Là encore, le silence tomba durement pour la salle, honteux pour certains. Une seule personne semblait infiniment fière autour de la table et il s’agissait de Bulma.
-Je suis d’accord avec elle, poursuivit Ades. Aussi désagréable que cela me semble être, et je sais que je ne suis pas le seul, j’ai vu à quel point ce Guédester pouvait être puissant. Une dizaine de guerrier comme lui signeraient déjà la fin de la galaxie, si nous l’affrontions seuls. Alors, nous aurons besoin de toute l’aide disponible, même si cette aide est impériale.
Après un long moment que tout le monde passa à acquiescer, ce fut Dala qui se chargea de clore le débat.
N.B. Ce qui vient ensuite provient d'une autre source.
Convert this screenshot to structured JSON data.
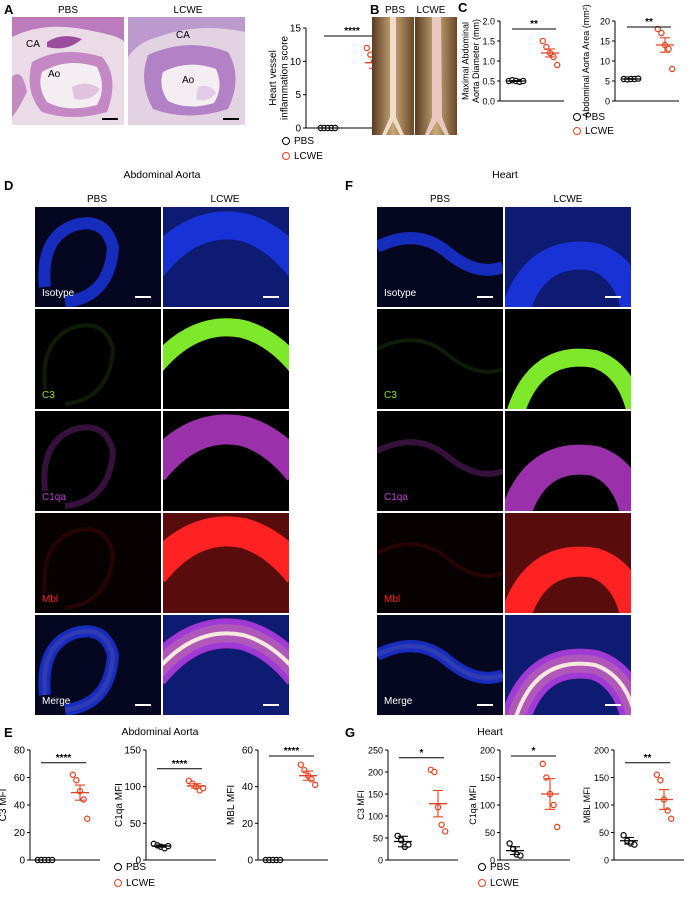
{
  "panels": {
    "A": {
      "letter": "A",
      "image_labels": [
        "PBS",
        "LCWE"
      ],
      "tissue_labels": {
        "ca": "CA",
        "ao": "Ao"
      }
    },
    "B": {
      "letter": "B",
      "image_labels": [
        "PBS",
        "LCWE"
      ]
    },
    "C": {
      "letter": "C"
    },
    "D": {
      "letter": "D",
      "title": "Abdominal Aorta",
      "col_labels": [
        "PBS",
        "LCWE"
      ]
    },
    "F": {
      "letter": "F",
      "title": "Heart",
      "col_labels": [
        "PBS",
        "LCWE"
      ]
    },
    "E": {
      "letter": "E",
      "title": "Abdominal Aorta"
    },
    "G": {
      "letter": "G",
      "title": "Heart"
    }
  },
  "stain_rows": [
    "Isotype",
    "C3",
    "C1qa",
    "Mbl",
    "Merge"
  ],
  "legend": {
    "pbs": "PBS",
    "lcwe": "LCWE"
  },
  "colors": {
    "pbs": "#000000",
    "lcwe": "#e8401c",
    "dapi": "#1e3cff",
    "c3": "#7ee82a",
    "c1qa": "#c23cd6",
    "mbl": "#ff2222",
    "he_bg": "#efe2ea",
    "he_stain": "#b46ab4"
  },
  "chart_data": [
    {
      "id": "A-score",
      "type": "scatter",
      "ylabel": "Heart vessel inflammation score",
      "ylim": [
        0,
        15
      ],
      "yticks": [
        0,
        5,
        10,
        15
      ],
      "significance": "****",
      "series": [
        {
          "name": "PBS",
          "values": [
            0,
            0,
            0,
            0,
            0
          ],
          "mean": 0,
          "sem": 0
        },
        {
          "name": "LCWE",
          "values": [
            12,
            11,
            10,
            9,
            7
          ],
          "mean": 9.8,
          "sem": 0.85
        }
      ]
    },
    {
      "id": "C-diameter",
      "type": "scatter",
      "ylabel": "Maximal Abdominal Aorta Diameter (mm)",
      "ylim": [
        0,
        2
      ],
      "yticks": [
        0.0,
        0.5,
        1.0,
        1.5,
        2.0
      ],
      "significance": "**",
      "series": [
        {
          "name": "PBS",
          "values": [
            0.5,
            0.52,
            0.5,
            0.48,
            0.5
          ],
          "mean": 0.5,
          "sem": 0.01
        },
        {
          "name": "LCWE",
          "values": [
            1.5,
            1.35,
            1.2,
            1.1,
            0.9
          ],
          "mean": 1.2,
          "sem": 0.1
        }
      ]
    },
    {
      "id": "C-area",
      "type": "scatter",
      "ylabel": "Abdominal Aorta Area (mm²)",
      "ylim": [
        0,
        20
      ],
      "yticks": [
        0,
        5,
        10,
        15,
        20
      ],
      "significance": "**",
      "series": [
        {
          "name": "PBS",
          "values": [
            5.5,
            5.4,
            5.5,
            5.5,
            5.6
          ],
          "mean": 5.5,
          "sem": 0.05
        },
        {
          "name": "LCWE",
          "values": [
            18,
            17,
            14,
            13,
            8
          ],
          "mean": 14,
          "sem": 1.8
        }
      ]
    },
    {
      "id": "E-C3",
      "type": "scatter",
      "ylabel": "C3 MFI",
      "ylim": [
        0,
        80
      ],
      "yticks": [
        0,
        20,
        40,
        60,
        80
      ],
      "significance": "****",
      "series": [
        {
          "name": "PBS",
          "values": [
            0,
            0,
            0,
            0,
            0
          ],
          "mean": 0,
          "sem": 0
        },
        {
          "name": "LCWE",
          "values": [
            62,
            58,
            50,
            44,
            30
          ],
          "mean": 49,
          "sem": 5.5
        }
      ]
    },
    {
      "id": "E-C1qa",
      "type": "scatter",
      "ylabel": "C1qa MFI",
      "ylim": [
        0,
        150
      ],
      "yticks": [
        0,
        50,
        100,
        150
      ],
      "significance": "****",
      "series": [
        {
          "name": "PBS",
          "values": [
            22,
            20,
            18,
            16,
            19
          ],
          "mean": 19,
          "sem": 1.5
        },
        {
          "name": "LCWE",
          "values": [
            108,
            104,
            100,
            95,
            98
          ],
          "mean": 101,
          "sem": 3
        }
      ]
    },
    {
      "id": "E-MBL",
      "type": "scatter",
      "ylabel": "MBL MFI",
      "ylim": [
        0,
        60
      ],
      "yticks": [
        0,
        20,
        40,
        60
      ],
      "significance": "****",
      "series": [
        {
          "name": "PBS",
          "values": [
            0,
            0,
            0,
            0,
            0
          ],
          "mean": 0,
          "sem": 0
        },
        {
          "name": "LCWE",
          "values": [
            52,
            49,
            46,
            44,
            41
          ],
          "mean": 46,
          "sem": 2.5
        }
      ]
    },
    {
      "id": "G-C3",
      "type": "scatter",
      "ylabel": "C3 MFI",
      "ylim": [
        0,
        250
      ],
      "yticks": [
        0,
        50,
        100,
        150,
        200,
        250
      ],
      "significance": "*",
      "series": [
        {
          "name": "PBS",
          "values": [
            55,
            45,
            30,
            35
          ],
          "mean": 42,
          "sem": 12
        },
        {
          "name": "LCWE",
          "values": [
            205,
            200,
            120,
            80,
            65
          ],
          "mean": 128,
          "sem": 30
        }
      ]
    },
    {
      "id": "G-C1qa",
      "type": "scatter",
      "ylabel": "C1qa MFI",
      "ylim": [
        0,
        200
      ],
      "yticks": [
        0,
        50,
        100,
        150,
        200
      ],
      "significance": "*",
      "series": [
        {
          "name": "PBS",
          "values": [
            30,
            20,
            10,
            8
          ],
          "mean": 17,
          "sem": 7
        },
        {
          "name": "LCWE",
          "values": [
            175,
            150,
            120,
            100,
            60
          ],
          "mean": 120,
          "sem": 28
        }
      ]
    },
    {
      "id": "G-MBL",
      "type": "scatter",
      "ylabel": "MBL MFI",
      "ylim": [
        0,
        200
      ],
      "yticks": [
        0,
        50,
        100,
        150,
        200
      ],
      "significance": "**",
      "series": [
        {
          "name": "PBS",
          "values": [
            45,
            35,
            30,
            28
          ],
          "mean": 35,
          "sem": 6
        },
        {
          "name": "LCWE",
          "values": [
            155,
            145,
            110,
            90,
            75
          ],
          "mean": 110,
          "sem": 18
        }
      ]
    }
  ]
}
-Nous sommes donc d’accord, nous retrouverons le Prince demain. Préparons-nous à bien le recevoir.
 
Une perle blanche perdue en plein milieu de l’espace. C’était ce qu’évoquai le pod immobile au-dessus de la planète Cold 351. Il y avait bien une forme de vie à l’intérieur et Ades savait exactement de qui il s’agissait, à moins que le Prince ne les ai déjà trahi. C’est en envisageant cette possibilité qu’il avait emmené un vaisseau de moindre importance ici et qu’il avait préparé les navettes de sauvetage.
-Le canal est ouvert, monsieur, l’informa un technicien.
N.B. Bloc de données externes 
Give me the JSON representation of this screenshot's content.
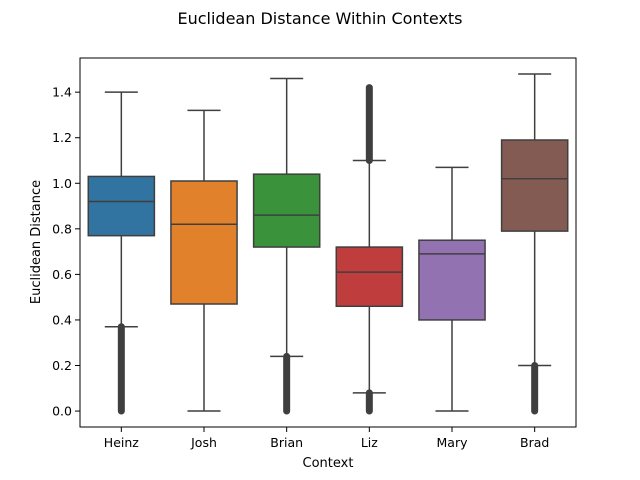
{
  "chart_data": {
    "type": "box",
    "title": "Euclidean Distance Within Contexts",
    "xlabel": "Context",
    "ylabel": "Euclidean Distance",
    "ylim": [
      -0.07,
      1.55
    ],
    "yticks": [
      "0.0",
      "0.2",
      "0.4",
      "0.6",
      "0.8",
      "1.0",
      "1.2",
      "1.4"
    ],
    "grid": false,
    "categories": [
      "Heinz",
      "Josh",
      "Brian",
      "Liz",
      "Mary",
      "Brad"
    ],
    "colors": [
      "#3274a1",
      "#e1812c",
      "#3a923a",
      "#c03d3e",
      "#9372b2",
      "#845b53"
    ],
    "boxes": [
      {
        "name": "Heinz",
        "whisker_low": 0.37,
        "q1": 0.77,
        "median": 0.92,
        "q3": 1.03,
        "whisker_high": 1.4,
        "outliers_low": [
          0.0,
          0.37
        ],
        "outliers_high": null
      },
      {
        "name": "Josh",
        "whisker_low": 0.0,
        "q1": 0.47,
        "median": 0.82,
        "q3": 1.01,
        "whisker_high": 1.32,
        "outliers_low": null,
        "outliers_high": null
      },
      {
        "name": "Brian",
        "whisker_low": 0.24,
        "q1": 0.72,
        "median": 0.86,
        "q3": 1.04,
        "whisker_high": 1.46,
        "outliers_low": [
          0.0,
          0.24
        ],
        "outliers_high": null
      },
      {
        "name": "Liz",
        "whisker_low": 0.08,
        "q1": 0.46,
        "median": 0.61,
        "q3": 0.72,
        "whisker_high": 1.1,
        "outliers_low": [
          0.0,
          0.08
        ],
        "outliers_high": [
          1.1,
          1.42
        ]
      },
      {
        "name": "Mary",
        "whisker_low": 0.0,
        "q1": 0.4,
        "median": 0.69,
        "q3": 0.75,
        "whisker_high": 1.07,
        "outliers_low": null,
        "outliers_high": null
      },
      {
        "name": "Brad",
        "whisker_low": 0.2,
        "q1": 0.79,
        "median": 1.02,
        "q3": 1.19,
        "whisker_high": 1.48,
        "outliers_low": [
          0.0,
          0.2
        ],
        "outliers_high": null
      }
    ]
  }
}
Après un rapide signe de la tête reconnaissant, Ades appuya sur le bouton présenté devant lui et parla dans le micro.
-Nous sommes prêts à vous recevoir.
-Bien, je vous attendais, répondit la voix de Kalta.
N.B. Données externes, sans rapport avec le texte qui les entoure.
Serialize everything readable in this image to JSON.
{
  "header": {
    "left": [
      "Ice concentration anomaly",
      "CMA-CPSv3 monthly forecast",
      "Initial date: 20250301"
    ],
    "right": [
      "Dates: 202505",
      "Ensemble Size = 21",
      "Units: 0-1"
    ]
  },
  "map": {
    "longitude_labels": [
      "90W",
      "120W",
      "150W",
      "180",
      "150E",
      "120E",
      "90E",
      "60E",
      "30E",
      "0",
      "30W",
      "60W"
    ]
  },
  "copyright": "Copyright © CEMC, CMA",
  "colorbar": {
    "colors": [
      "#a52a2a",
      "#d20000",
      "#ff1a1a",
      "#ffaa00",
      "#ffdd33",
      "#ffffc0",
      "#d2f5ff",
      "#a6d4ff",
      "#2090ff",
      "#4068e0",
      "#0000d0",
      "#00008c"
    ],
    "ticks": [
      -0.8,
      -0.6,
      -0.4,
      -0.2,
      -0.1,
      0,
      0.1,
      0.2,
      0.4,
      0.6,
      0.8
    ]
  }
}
C’était déjà pas mal, au moins il répondait même si la machination restait parfaitement envisageable.
-Nous allons ouvrir les calles et guider votre vaisseau, si vous voulez.
-Non, ouvrez les calles, cela me suffira.
Ades haussa un sourcil mais donna l’ordre. Son regard était toujours fixé sur la perle blanche quand celle-ci s’ouvrit, laissant paraître un être de petite taille, parfaitement blanc, engoncé dans une armure sombre. Il lévita tranquillement dans le vide de l’espace, sans effort particulier, se dirigeant vers les calles qui commençait à s’ouvrir. Démonstration classique de force, songea le stratège avec un petit sourire, et cela lui permettait de mettre son vaisseau hors d’atteinte des techniciens ennemis et des mouchards.
Sans faire de commentaires, il se leva et alla rejoindre Bra et son groupe, qui attendaient déjà derrière la vitre qui donnait sur la calle. Celle-ci avait été vidée de son air et présentait les même conditions que l’espace environnant, mais Kalta rentra dedans sans le moindre problème, attendant que la porte se referme. Il y eu un long chuintement, le temps que la température et la pression reviennent à un niveau acceptable, ce qui ne fit pas bouger le Prince. Seule sa cape s’agita légèrement quand l’air revient dans le compartiment.
-Voici donc ce fameux Prince, prononça un vieux matou dans un coin.
Chacun se tourna lentement vers Maître Karine, dont le regard inexpressif mais doux était posé sur le Nihilien.
-Il est loin d’être aussi maléfique que son père, ajouta-t-il soudain.
-A quel point ? Demanda Bra.
-Difficile à dire.
La jeune fille aurait juré apercevoir un petit sourire sur le visage du félin mais c’était tellement difficile à percevoir chez lui qu’elle ne se hasarderait pas à en être sûre.